Cela signifie donc que l’ordonnance de protection pourra être exécutée même si la partie adverse fait appel (dans un délai de quinze jours suivant sa notification)
Renouvellement et/ou modifications des mesures : Les mesures prononcées par l'ordonnance de protection pourront être prolongées si, pendant le délai initial d’une durée maximale de 6 mois, une requête en divorce ou en séparation de corps a été déposée ou qu’une demande relative à l’exercice de l’autorité parentale a été introduite. Le renouvellement de ces mesures sera alors automatique.
De même, elles peuvent à tout moment être modifiées, complétées, supprimées ou suspendues par le juge sur demande et après audition de chaque partie.
Que faire en cas de non-respect des obligations et interdictions prescrites dans l’ordonnance de protection ?
Le non-respect et la violation des mesures imposées dans l’ordonnance de protection constitue un délit à part entière, puni de deux ans d’emprisonnement et de 15 000 € d’amende.
Il convient donc à la victime de prévenir les services de Police ou de gendarmerie dans les plus brefs délais. L’auteur sera convoqué par les services enquêteurs, placé en garde à vue et une date d’audience lui sera notifiée après présentation devant le procureur de la République (en vue d’une audience en comparution immédiate)
Le cas particulier du bracelet anti-rapprochement :
Comme vu plus haut, le juge aux affaires familiales pourra rendre sa décision même en l’absence du défendeur (auteur) ou de son avocat.

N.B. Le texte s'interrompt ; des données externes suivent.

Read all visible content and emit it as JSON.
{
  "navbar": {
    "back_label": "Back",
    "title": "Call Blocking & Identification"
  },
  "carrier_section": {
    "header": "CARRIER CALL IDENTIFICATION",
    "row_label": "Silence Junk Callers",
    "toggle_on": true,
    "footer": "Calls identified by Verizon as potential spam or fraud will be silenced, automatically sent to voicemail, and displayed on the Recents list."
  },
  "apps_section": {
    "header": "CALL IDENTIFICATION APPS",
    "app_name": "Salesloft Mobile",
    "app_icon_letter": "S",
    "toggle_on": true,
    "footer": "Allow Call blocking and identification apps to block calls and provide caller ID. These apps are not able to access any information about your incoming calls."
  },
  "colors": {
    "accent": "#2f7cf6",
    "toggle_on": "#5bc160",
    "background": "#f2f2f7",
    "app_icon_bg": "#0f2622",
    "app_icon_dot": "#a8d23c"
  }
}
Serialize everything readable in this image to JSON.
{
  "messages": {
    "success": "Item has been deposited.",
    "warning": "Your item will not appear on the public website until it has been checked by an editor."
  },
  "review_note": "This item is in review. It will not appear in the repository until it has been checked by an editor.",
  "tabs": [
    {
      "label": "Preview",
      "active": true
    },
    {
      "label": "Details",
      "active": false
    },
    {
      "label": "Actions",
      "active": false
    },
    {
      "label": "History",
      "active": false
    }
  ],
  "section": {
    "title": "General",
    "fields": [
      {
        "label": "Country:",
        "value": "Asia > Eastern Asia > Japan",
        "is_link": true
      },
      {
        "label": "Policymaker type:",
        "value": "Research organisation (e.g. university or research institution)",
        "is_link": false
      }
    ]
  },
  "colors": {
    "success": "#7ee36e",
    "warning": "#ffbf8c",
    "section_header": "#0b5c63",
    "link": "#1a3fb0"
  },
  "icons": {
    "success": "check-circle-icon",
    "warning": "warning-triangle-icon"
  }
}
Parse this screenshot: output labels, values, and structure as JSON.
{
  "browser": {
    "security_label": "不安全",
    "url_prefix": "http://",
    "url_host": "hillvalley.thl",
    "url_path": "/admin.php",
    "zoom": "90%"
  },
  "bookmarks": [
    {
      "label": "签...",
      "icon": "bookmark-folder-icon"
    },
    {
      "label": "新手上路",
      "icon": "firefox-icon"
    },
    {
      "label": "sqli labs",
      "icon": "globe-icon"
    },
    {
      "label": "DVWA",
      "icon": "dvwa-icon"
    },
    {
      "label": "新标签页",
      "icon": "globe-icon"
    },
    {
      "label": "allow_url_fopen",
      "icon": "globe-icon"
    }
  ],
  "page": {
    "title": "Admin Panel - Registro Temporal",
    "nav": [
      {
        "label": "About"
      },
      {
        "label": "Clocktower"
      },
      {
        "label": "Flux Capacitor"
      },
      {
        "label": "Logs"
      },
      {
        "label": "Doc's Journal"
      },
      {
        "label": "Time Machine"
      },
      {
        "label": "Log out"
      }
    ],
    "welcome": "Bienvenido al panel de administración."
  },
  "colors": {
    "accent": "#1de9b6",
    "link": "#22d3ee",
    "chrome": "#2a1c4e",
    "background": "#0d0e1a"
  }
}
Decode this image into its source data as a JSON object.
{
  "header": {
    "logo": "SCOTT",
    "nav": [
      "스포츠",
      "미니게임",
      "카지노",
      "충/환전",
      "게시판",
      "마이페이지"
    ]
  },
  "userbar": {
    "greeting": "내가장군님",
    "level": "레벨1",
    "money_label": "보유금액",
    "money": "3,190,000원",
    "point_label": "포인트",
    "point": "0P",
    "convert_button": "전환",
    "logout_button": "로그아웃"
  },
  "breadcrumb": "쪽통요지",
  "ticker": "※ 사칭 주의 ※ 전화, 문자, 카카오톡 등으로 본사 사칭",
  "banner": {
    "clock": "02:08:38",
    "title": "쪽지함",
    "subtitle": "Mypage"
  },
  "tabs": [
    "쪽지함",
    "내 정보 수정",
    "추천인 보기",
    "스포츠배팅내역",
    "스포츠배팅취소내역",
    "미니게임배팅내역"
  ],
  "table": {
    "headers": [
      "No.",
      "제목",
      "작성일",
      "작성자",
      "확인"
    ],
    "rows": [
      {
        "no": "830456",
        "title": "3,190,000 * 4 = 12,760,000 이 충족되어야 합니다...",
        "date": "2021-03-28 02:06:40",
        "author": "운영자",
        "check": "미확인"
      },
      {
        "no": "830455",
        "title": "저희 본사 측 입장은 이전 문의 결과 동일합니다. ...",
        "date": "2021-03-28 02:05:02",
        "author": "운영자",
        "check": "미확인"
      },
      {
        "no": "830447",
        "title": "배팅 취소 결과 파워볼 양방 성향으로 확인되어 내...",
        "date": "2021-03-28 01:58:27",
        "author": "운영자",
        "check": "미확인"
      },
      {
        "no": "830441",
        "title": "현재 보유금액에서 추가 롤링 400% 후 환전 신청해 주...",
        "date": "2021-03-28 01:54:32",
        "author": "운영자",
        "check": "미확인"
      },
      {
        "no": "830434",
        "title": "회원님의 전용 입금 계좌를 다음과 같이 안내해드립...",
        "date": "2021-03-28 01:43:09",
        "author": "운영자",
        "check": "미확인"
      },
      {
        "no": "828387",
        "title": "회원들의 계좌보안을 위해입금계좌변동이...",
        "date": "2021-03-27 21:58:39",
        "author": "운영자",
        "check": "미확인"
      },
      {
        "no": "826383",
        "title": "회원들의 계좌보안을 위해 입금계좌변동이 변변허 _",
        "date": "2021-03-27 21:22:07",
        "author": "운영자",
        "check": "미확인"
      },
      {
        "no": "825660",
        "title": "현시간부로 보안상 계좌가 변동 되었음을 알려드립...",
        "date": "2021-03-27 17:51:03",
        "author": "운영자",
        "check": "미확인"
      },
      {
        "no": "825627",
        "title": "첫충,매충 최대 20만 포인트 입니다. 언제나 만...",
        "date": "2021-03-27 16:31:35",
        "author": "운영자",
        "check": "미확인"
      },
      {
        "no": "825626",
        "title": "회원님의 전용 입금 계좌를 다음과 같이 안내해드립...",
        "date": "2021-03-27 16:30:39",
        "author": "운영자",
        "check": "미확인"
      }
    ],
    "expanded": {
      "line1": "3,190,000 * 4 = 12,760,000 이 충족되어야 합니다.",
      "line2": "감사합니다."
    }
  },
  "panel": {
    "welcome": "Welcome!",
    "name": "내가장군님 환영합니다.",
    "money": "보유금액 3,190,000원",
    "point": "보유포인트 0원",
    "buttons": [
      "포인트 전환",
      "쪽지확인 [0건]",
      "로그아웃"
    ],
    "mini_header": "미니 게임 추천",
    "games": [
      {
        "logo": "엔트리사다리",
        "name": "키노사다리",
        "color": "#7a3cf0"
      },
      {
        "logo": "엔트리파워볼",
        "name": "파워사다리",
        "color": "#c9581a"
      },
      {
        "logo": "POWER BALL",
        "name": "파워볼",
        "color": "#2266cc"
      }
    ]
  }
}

Toutefois, la mesure de port d’un bracelet anti-rapprochement, si elle est demandée par la victime et/ou le procureur de la République, ne pourra être prononcée que si le défendeur est présent à l’audience et y donne expressément son accord et son consentement libre et éclairé.
De même, les mesures prononcées par l’ordonnance de protection ont une durée maximum de six mois et peuvent être renouvelées de manière automatique (si le juge est saisi pendant leur durée d’application d’une requête en divorce, en séparation de corps, ou d’une demande relative à l’exercice de l’autorité parentale).
Toutefois ce renouvellement automatique ne s’applique pas à la mesure de port d’un bracelet anti-rapprochement qui ne peut être renouvelé qu’après réitération des consentements écrits et éclairés des deux parties.
Ce renouvellement de consentement au port du bracelet anti-rapprochement se fera via les services de polices ou du service d’aide aux victimes saisis pour la personne à protéger et via les services d’insertion et de probation pour la personne à surveiller.